With Information Technology (IT), nothing is absolute or error free. Since no two users are exactly alike, every computer is used slightly different and has slightly different software associated with the machine from cookies to updates to versions of software. Given those differences, each computer will in some small way react differently to commands or how they experience errors. Because of this situation, it is imperative to take a proactive stance on maintenance with the goal of solving potential problems when they are small, rather than waiting for the problem to lead to a catastrophic loss of service or data loss.

Preventative Maintenance
There are two approaches to maintaining computers:

1. Focus on reactive maintenance and do nothing until there is a major problem. This mindset leads the network down the path of waiting for a catastrophic failure of some kind and then reacting to it. These situations usually lead to significant downtime and potential data loss. This is an amateurish mindset to have and has no place in a professional organization, since it completely disregards any form of risk management.
2. Focus on routine, preventative maintenance with the goal of avoiding major problems. You know there are going to be some problems, but by keeping on top of the smaller issues, it decreases the likelihood of a catastrophic failure will lead to large disruptions. Based on the level of risk the company is worth accepting, it determines the level of preventative maintenance taken. The main question is how crucial is downtime in your organization?

The bottom line is it is far less costly to deal with preventative maintenance than it is to follow the reactive route. You have to take into account the potential loss of revenue from downtime of systems. That expense justifies following a computer lifecycle plan where your server is no more than 3-4 years old.

Mitigating Risk
The risks are very real. Since you are dealing with highly confidential client data, you cannot afford to have your systems unprotected and become compromised. You have a responsibility to your clients to protect their Personally Identifiable Information (PII). It is a liability issue and our goal there is to minimize your overall liabilities in IT by focusing on due care and due diligence:

Due Care: We implement a network that suits your business needs. We set policies requiring complex passwords and configured the server for users to have least privileges.
Due Diligence: We are keeping your machines updated, we are keeping viruses and spyware off the machines, we are backing up your data, we are looking for potential problems on all the machines that could affect their security or cause downtime.

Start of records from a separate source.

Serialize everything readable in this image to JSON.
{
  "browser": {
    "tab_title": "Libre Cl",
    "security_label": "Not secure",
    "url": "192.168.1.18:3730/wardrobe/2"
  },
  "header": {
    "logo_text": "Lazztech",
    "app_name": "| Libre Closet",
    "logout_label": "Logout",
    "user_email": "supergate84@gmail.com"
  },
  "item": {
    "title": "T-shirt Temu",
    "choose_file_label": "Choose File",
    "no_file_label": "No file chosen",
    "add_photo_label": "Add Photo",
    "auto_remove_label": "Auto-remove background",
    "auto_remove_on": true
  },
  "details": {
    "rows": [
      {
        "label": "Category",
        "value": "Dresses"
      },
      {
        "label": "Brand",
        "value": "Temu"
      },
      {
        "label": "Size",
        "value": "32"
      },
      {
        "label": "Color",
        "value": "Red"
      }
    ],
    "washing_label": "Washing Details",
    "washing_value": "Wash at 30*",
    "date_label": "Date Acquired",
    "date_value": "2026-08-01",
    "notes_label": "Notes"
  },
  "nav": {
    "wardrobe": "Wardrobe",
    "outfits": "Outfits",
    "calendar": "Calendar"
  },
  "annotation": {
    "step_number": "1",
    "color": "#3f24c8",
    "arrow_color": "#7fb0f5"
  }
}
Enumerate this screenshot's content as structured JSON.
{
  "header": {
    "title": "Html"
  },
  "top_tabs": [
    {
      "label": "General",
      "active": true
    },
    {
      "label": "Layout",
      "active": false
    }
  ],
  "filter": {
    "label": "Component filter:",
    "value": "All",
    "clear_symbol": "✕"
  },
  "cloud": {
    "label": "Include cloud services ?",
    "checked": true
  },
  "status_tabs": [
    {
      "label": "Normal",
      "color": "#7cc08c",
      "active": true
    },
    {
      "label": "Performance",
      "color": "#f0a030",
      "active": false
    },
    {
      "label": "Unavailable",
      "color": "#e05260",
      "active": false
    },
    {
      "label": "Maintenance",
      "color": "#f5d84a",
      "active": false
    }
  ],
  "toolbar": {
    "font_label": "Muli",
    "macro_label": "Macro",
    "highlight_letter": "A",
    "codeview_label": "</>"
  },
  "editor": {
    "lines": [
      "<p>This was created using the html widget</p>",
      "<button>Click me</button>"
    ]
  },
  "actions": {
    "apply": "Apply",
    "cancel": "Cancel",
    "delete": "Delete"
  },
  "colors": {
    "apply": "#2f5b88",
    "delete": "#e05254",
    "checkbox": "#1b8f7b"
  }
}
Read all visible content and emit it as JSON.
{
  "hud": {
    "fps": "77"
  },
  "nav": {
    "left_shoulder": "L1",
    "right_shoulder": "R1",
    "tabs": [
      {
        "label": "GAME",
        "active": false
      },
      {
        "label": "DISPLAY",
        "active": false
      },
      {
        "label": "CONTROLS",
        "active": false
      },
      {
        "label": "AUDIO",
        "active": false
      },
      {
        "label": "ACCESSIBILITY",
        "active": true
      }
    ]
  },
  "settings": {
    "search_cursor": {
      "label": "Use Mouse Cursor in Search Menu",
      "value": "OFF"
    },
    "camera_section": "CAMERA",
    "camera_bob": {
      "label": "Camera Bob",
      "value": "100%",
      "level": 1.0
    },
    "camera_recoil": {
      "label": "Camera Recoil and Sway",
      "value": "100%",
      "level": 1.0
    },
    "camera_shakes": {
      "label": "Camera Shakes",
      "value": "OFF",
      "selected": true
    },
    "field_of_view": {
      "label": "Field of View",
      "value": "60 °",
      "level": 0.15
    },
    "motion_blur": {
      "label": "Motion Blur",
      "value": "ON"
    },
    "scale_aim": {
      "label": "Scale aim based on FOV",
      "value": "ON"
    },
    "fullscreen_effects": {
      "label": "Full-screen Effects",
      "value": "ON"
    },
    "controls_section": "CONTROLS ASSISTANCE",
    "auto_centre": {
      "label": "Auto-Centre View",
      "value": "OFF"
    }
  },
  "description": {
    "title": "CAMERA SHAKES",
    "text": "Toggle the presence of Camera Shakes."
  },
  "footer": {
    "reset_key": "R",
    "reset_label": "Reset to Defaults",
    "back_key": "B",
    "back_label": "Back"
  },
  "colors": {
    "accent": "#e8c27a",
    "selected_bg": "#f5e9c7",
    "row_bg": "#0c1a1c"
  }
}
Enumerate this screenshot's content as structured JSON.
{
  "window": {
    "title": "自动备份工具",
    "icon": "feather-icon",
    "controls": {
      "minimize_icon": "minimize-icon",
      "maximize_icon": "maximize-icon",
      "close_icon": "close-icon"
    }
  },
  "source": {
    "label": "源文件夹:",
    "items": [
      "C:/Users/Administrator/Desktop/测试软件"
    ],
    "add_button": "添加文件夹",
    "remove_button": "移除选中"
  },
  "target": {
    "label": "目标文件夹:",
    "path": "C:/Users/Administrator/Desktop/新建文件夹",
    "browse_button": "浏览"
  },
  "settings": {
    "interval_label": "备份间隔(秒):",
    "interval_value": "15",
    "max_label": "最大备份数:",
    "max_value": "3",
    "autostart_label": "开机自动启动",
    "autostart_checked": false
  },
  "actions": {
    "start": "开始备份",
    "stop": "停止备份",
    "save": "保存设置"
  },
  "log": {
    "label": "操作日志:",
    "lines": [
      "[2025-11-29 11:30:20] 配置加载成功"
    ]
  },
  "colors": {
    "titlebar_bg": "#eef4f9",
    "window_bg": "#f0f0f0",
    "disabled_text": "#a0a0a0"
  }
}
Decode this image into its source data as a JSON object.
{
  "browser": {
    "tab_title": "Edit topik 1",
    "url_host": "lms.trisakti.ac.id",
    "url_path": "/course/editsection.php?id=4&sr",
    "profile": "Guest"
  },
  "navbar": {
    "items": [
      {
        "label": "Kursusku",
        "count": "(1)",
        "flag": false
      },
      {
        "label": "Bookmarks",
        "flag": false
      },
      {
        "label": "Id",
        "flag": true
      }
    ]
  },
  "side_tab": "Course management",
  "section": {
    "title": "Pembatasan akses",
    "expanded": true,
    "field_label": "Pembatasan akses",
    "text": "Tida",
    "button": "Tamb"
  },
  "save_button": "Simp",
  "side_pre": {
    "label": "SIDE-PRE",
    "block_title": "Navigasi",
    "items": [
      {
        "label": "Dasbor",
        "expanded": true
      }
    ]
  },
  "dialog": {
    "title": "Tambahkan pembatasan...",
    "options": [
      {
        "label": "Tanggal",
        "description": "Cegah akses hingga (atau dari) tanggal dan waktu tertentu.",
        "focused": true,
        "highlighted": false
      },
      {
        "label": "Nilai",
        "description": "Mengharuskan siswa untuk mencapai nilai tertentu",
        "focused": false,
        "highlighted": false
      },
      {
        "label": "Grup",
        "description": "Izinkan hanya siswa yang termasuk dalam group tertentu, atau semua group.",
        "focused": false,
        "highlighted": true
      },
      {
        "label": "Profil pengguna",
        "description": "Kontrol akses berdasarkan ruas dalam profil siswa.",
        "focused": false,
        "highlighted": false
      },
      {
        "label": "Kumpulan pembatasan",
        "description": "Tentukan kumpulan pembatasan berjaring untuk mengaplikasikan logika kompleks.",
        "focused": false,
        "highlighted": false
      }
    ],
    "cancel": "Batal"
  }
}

If your goal is to save a little money on a monthly basis, you will neglect the aspect of due diligence. That may comes back to be far more costly in the future if there is a compromise of client data and nothing can be shown that any effort was made to proactively keep machines on the network secure. Again, it comes down to risk management. It is impossible to eliminate all risk, but it is possible to mitigate risk to an acceptable level. The definition of acceptable is different for each organization.